Я радужно улыбаюсь ей — так, чтобы она не заметила беспокойства.
— Сестра Полемос, ты забыла одну вещь, — тихо сообщаю я, отодвинув мороженое. — Я — Смерть. А этот радостный либо прискорбный факт… ты уж сама выбери удобный вариант… означает следующее. Если в будущем вы с братьями умрёте, то именно от меня зависит, сойдёте вы в Бездну или останетесь кушать перец в призрачном мире. Вот ведь незадача — я не могу скончаться раньше вас. Я уважаю твои религиозные чувства, но не глупо ли братьям портить со мной отношения во имя конфеток от невидимого Мастера, подтверждений о существовании которого мы не имеем до фига тысяч лет. Поосторожней, сестрица. Даже сейчас мы не равны… Я выполняю главную работу в загробном мире. А стань вы мертвецами, гарантирую, вы всецело будете в моей власти.

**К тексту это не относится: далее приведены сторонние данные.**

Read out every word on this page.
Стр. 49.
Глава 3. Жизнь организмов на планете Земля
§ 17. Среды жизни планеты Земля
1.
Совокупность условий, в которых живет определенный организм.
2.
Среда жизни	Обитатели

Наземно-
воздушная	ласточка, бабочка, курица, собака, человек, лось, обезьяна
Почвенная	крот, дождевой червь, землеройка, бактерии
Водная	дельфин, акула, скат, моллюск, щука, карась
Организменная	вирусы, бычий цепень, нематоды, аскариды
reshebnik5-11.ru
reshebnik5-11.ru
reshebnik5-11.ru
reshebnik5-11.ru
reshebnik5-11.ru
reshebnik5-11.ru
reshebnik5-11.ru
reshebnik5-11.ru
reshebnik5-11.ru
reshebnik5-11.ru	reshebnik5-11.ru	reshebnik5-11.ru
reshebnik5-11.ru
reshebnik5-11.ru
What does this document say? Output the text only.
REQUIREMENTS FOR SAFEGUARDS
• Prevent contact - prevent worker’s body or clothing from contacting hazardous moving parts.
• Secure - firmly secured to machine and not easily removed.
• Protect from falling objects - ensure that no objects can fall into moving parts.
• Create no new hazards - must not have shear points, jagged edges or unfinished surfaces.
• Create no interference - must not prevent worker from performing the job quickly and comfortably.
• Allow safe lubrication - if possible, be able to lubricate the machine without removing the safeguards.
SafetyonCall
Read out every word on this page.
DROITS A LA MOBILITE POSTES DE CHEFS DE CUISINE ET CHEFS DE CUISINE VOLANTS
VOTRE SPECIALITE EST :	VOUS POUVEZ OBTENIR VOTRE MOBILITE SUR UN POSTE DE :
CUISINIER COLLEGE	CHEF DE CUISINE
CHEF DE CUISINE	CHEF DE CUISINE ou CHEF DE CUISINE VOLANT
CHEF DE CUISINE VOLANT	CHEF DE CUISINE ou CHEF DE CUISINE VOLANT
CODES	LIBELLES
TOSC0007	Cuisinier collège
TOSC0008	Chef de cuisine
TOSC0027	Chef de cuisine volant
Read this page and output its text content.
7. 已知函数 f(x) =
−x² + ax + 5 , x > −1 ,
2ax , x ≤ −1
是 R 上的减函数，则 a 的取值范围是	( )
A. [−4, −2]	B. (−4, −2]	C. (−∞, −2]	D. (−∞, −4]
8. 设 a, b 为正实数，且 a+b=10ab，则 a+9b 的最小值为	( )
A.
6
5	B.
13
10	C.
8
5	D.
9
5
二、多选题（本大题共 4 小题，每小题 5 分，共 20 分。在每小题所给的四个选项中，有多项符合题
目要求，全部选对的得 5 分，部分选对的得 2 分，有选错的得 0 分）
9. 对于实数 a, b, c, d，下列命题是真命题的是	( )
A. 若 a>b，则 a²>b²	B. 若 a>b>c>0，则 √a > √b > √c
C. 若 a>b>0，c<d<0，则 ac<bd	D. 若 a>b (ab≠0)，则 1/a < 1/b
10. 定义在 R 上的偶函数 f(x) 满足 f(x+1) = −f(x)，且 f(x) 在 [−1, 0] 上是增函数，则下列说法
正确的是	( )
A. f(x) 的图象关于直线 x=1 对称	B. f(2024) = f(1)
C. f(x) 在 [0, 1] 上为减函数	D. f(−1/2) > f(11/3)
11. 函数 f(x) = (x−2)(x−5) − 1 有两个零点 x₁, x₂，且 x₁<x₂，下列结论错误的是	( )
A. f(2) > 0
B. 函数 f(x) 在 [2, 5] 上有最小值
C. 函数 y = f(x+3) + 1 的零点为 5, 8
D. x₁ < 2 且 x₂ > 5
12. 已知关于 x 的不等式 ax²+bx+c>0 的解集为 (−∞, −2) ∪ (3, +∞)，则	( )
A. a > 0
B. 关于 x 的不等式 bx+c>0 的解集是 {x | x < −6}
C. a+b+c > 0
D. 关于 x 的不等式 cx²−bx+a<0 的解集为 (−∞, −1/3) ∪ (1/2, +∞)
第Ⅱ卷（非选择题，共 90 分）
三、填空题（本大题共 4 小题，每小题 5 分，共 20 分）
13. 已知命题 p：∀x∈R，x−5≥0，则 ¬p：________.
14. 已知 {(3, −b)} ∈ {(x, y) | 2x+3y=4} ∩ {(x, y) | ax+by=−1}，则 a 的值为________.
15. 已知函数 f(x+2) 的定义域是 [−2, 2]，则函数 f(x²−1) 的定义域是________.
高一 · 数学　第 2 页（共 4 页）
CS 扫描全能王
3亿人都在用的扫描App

Я бросаю на столик горсть монет с орлом. По привычке: принимать плату некому, хозяин вместе с официантами лежит на полу в луже крови, сражённый осколками бомбы.
Она нагоняет меня на улице, у выхода к цитадели.
— Извини! — Я чувствую её взгляд даже из-под тёмных очков. — Я не забыла, что обязана тебе главным удовольствием со времён рождения. Но сейчас… волнуюсь за тебя, хоть это и непривычно. Я вижу во снах Мастера. И уверена: если Он знает — Он не простит…
Я молчу. Она нежно берёт меня за локоть, и мы идём вдоль улицы под ручку — Смерть и Война. За нашими спинами взрываются, взлетая на воздух, автомобили, с небес сыплется щебень, здания охвачены пламенем. Наверное, мы впечатляем при взгляде со стороны. На мне тлеет одежда, лоб и щёки в копоти, её тело и вовсе одна сплошная рана, сразу три осколка попали в грудь. Пожалуй, придётся сменить внешность, принять другой облик — по всему лицу кровоточат порезы от разлетевшихся стёкол. Как люди выжили в этом мире? Тонкая кожа, тупые зубы, ломкие когти — да такого дохляка кролик заборет. А они даже слонов и тигров — и тех умудрились поставить на грань исчезновения. Лицо Полемос превратилось в кровавую маску, но я вижу — она улыбается, её молодость вечна. Покончив со слонами, люди принялись мочить самих себя, причём с удвоенной яростью. Сестра уезжает сегодня на север — в Алеппо, где весь год продолжаются уличные бои.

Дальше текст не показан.